LSTM Gates: Forget, Input, and Output

An LSTM cell regulates information flow using three sigmoid-activated gates. These gates dynamically decide what to discard from memory, what to write from the new input, and what to output as the current state.

Mathematical Formulation of Gates

Each gate is a linear layer followed by a Sigmoid activation, yielding outputs between 0 (completely closed) and 1 (completely open).

Forget and Input Gates

1. Forget Gate: f_t = \\sigma(W_f [h_{t-1}, x_t] + b_f) determines what to discard from the previous cell state.
2. Input Gate: i_t = \\sigma(W_i [h_{t-1}, x_t] + b_i) determines which values to update.
3. Candidate State: \\tilde{C}_t = \\tanh(W_c [h_{t-1}, x_t] + b_c) creates candidate values to add to the state.

Updating States

The cell state update is a blend of past memory and new candidates: C_t = f_t \\odot C_{t-1} + i_t \\odot \\tilde{C}_t. The output gate o_t = \\sigma(W_o [h_{t-1}, x_t] + b_o) filters the cell state to yield the new hidden state: h_t = o_t \\odot \\tanh(C_t).
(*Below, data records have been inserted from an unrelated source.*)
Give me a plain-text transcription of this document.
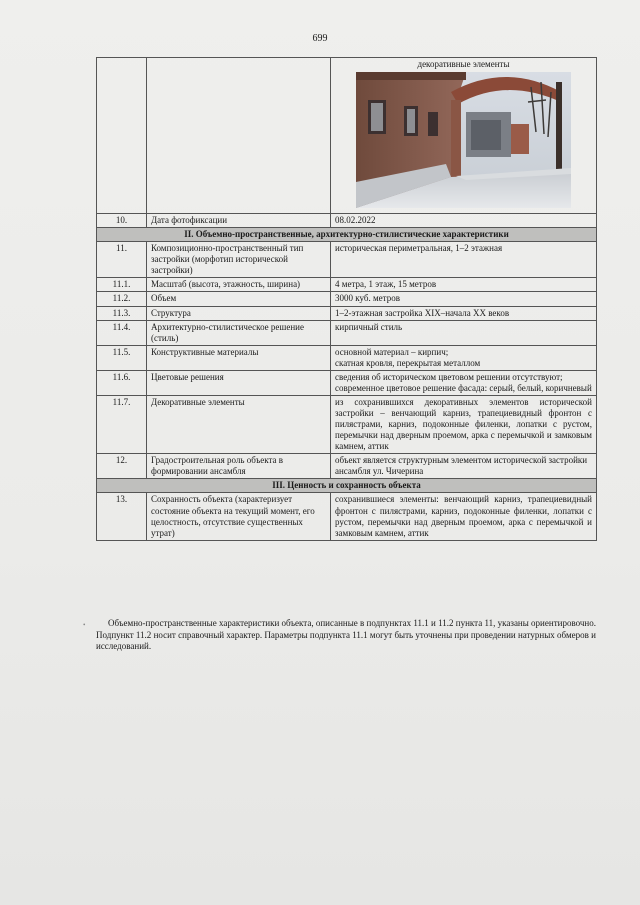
699

		декоративные элементы

10.	Дата фотофиксации	08.02.2022
II. Объемно-пространственные, архитектурно-стилистические характеристики		
11.	Композиционно-пространственный тип застройки (морфотип исторической застройки)	историческая периметральная, 1–2 этажная
11.1.	Масштаб (высота, этажность, ширина)	4 метра, 1 этаж, 15 метров
11.2.	Объем	3000 куб. метров
11.3.	Структура	1–2-этажная застройка XIX–начала XX веков
11.4.	Архитектурно-стилистическое решение (стиль)	кирпичный стиль
11.5.	Конструктивные материалы	основной материал – кирпич;
скатная кровля, перекрытая металлом

11.6.	Цветовые решения	сведения об историческом цветовом решении отсутствуют;
современное цветовое решение фасада: серый, белый, коричневый

11.7.	Декоративные элементы	из сохранившихся декоративных элементов исторической застройки – венчающий карниз, трапециевидный фронтон с пилястрами, карниз, подоконные филенки, лопатки с рустом, перемычки над дверным проемом, арка с перемычкой и замковым камнем, аттик
12.	Градостроительная роль объекта в формировании ансамбля	объект является структурным элементом исторической застройки ансамбля ул. Чичерина
III. Ценность и сохранность объекта		
13.	Сохранность объекта (характеризует состояние объекта на текущий момент, его целостность, отсутствие существенных утрат)	сохранившиеся элементы: венчающий карниз, трапециевидный фронтон с пилястрами, карниз, подоконные филенки, лопатки с рустом, перемычки над дверным проемом, арка с перемычкой и замковым камнем, аттик
•	Объемно-пространственные характеристики объекта, описанные в подпунктах 11.1 и 11.2 пункта 11, указаны ориентировочно. Подпункт 11.2 носит справочный характер. Параметры подпункта 11.1 могут быть уточнены при проведении натурных обмеров и исследований.
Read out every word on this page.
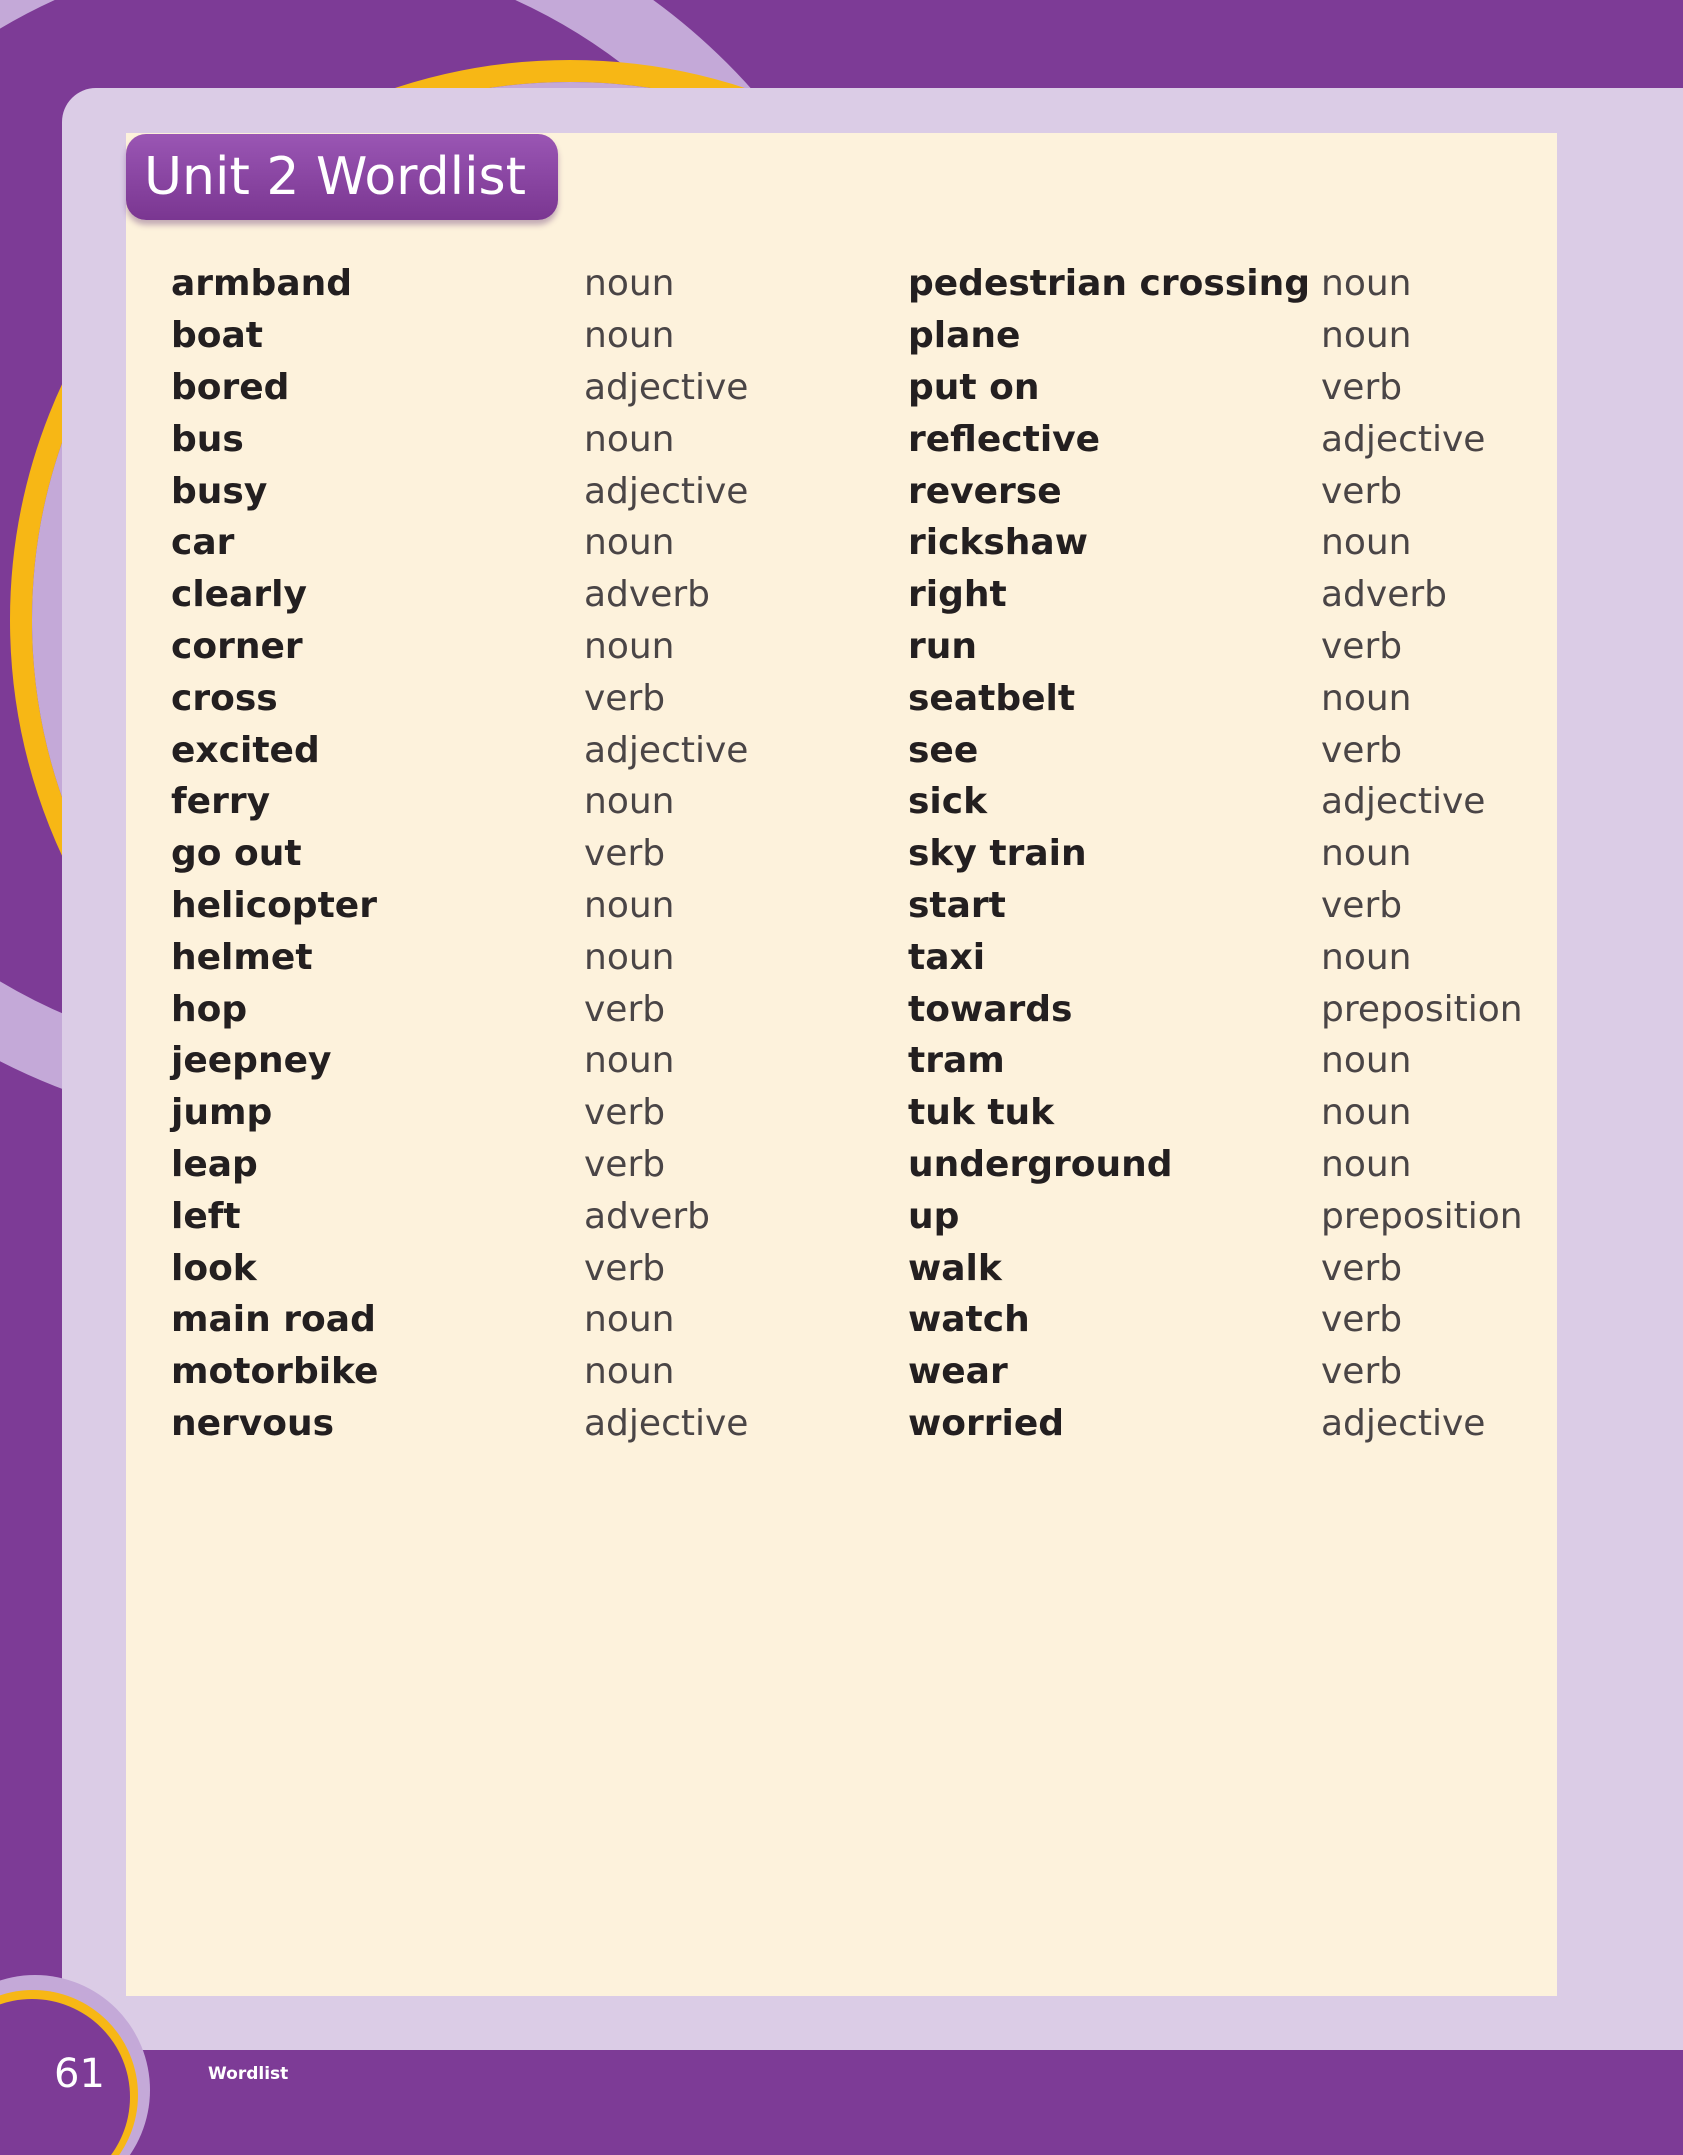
Unit 2 Wordlist
armband	noun
boat	noun
bored	adjective
bus	noun
busy	adjective
car	noun
clearly	adverb
corner	noun
cross	verb
excited	adjective
ferry	noun
go out	verb
helicopter	noun
helmet	noun
hop	verb
jeepney	noun
jump	verb
leap	verb
left	adverb
look	verb
main road	noun
motorbike	noun
nervous	adjective
pedestrian crossing noun
plane	noun
put on	verb
reflective	adjective
reverse	verb
rickshaw	noun
right	adverb
run	verb
seatbelt	noun
see	verb
sick	adjective
sky train	noun
start	verb
taxi	noun
towards	preposition
tram	noun
tuk tuk	noun
underground	noun
up	preposition
walk	verb
watch	verb
wear	verb
worried	adjective
61	Wordlist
Gating Dynamics in Practice

Gating allows the cell to maintain memories over many steps. If the forget gate is close to 1 and the input gate is close to 0, the memory travels down the sequence unchanged.

Controlling the Gradient Highway

Because the cell state update C_t = f_t \\odot C_{t-1} + i_t \\odot \\tilde{C}_t is additive, when backpropagating, the derivative of C_t with respect to C_{t-1} contains the term f_t. If the model learns to keep the forget gate open (f_t \\approx 1), the gradient flows backward indefinitely without vanishing.